Tapatalk

Replacing text between two sets of tags

Replacing text between two sets of tags

12
Basic UserBasic User
12

    Apr 13, 2018#1

    I have 200+ webpages in a folder. What I want to do is replace the text between the <h1></h1> tags with what is between the <title></title> tags so that both are the same. Is there an easy way to do this?

    6,685587
    Grand MasterGrand Master
    6,685587

      Apr 14, 2018#2

      Yes, this is possible, for example with a Perl regular expression Replace in Files with search string (?s)(?<=<title>)(.+?)(</title>.+?<h1>).*?(?=</h1>) and with replace string \1\2\1 as long as element title is in every file above element h1.

      (?s) ... dot matches also newline characters, see "." (dot) in Perl regular expressions doesn't include newline characters CRLF? for details.

      (?<=<title>) a positive lookbehind to find <title> without matching it as part of found string.

      (...) ... first marking/capturing group. The string found by the expression inside can be back-referenced in search or replace string with \1 (or $1).

      .+? ... find one or more characters non-greedy. This expression matches the string between the start and end tag of element title.

      (...) ... second marking/capturing group. The string found by the expression inside can be back-referenced in search or replace string with \2 (or $2).

      </title>.+?<h1> ... matches everything from beginning of end tag of element title to end of start tag of element h1 including newline characters because of (?s) at beginning of search string. The size of the block matched by this expression is not unlimited. But I suppose the block size is no problem for your task as HTML/XHTML files usually don't have several MiBs between element title and element h1.

      .*? ... find zero or more characters non-greedy. This expression matches the string between the start and end tag of element h1 which can be also an empty string in case of <h1></h1> present in file.

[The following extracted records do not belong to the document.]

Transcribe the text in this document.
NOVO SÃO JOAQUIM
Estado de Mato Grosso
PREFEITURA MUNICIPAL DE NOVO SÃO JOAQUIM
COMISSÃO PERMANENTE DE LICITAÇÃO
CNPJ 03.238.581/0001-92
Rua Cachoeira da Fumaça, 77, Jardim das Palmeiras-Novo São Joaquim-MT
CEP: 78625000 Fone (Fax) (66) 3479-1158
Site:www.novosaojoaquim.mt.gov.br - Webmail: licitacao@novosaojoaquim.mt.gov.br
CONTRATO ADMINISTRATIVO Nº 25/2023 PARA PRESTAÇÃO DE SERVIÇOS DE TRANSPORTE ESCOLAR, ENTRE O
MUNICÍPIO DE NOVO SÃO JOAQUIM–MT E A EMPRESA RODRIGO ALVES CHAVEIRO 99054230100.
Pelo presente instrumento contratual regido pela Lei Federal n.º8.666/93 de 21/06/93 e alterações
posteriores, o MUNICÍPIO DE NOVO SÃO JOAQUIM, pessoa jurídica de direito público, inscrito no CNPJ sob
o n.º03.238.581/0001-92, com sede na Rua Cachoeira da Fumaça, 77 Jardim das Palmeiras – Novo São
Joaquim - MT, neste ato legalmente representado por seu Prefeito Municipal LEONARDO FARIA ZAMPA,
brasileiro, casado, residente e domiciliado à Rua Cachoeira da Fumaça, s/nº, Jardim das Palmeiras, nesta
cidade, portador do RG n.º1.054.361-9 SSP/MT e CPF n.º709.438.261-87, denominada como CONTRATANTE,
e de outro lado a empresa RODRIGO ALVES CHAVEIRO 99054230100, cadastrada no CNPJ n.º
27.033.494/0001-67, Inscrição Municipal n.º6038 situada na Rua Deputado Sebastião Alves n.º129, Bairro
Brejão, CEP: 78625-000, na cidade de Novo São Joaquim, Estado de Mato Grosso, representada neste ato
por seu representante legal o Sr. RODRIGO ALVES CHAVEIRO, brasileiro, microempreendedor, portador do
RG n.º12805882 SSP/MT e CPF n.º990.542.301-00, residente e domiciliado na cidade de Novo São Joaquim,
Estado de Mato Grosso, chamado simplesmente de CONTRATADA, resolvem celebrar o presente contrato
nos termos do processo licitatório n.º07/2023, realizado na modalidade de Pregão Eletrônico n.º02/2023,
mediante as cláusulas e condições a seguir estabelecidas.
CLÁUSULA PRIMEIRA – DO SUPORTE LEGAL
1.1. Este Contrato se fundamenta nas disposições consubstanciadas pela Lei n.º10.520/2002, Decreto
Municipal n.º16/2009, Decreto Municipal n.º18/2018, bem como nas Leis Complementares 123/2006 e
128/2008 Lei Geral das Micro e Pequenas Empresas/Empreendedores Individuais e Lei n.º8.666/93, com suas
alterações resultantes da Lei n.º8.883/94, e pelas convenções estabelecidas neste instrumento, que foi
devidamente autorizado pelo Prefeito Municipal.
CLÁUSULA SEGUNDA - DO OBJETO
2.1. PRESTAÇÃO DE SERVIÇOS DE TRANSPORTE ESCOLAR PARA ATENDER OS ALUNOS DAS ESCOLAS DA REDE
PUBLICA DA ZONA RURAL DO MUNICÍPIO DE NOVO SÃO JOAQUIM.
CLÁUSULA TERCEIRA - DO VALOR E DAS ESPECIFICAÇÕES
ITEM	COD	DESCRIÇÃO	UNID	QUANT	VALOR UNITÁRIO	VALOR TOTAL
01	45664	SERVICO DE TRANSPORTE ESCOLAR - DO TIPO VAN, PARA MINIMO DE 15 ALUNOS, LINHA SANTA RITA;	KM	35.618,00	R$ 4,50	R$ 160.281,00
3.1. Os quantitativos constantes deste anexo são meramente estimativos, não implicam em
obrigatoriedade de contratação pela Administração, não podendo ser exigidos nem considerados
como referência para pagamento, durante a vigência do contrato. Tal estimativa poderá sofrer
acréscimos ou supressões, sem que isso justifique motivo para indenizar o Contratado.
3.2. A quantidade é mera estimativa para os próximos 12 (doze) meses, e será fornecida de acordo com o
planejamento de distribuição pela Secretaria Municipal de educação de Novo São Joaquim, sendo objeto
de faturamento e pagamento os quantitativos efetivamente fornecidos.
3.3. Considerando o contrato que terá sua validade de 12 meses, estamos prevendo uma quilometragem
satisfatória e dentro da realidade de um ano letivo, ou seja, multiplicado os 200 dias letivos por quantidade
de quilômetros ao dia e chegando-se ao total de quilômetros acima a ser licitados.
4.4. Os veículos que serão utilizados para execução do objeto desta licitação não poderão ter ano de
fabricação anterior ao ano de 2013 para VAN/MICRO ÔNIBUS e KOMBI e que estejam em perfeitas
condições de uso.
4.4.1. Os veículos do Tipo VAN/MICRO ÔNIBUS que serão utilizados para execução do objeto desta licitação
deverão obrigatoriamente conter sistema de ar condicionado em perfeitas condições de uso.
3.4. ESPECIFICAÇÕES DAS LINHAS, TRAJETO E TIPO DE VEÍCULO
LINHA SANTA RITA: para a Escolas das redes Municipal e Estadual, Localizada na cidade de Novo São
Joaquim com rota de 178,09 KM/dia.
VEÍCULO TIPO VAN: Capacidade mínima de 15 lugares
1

      (?=</h1>) ... a positive lookahead  to stop matching zero or more characters on finding the end tag of element h1 without matching it as part of found string.
      Best regards from an UC/UE/UES for Windows user from Austria

      12
      Basic UserBasic User
      12

        Apr 14, 2018#3

        Brilliant! Just ran it in "Replace in Files" and it worked a treat. Thank you so much.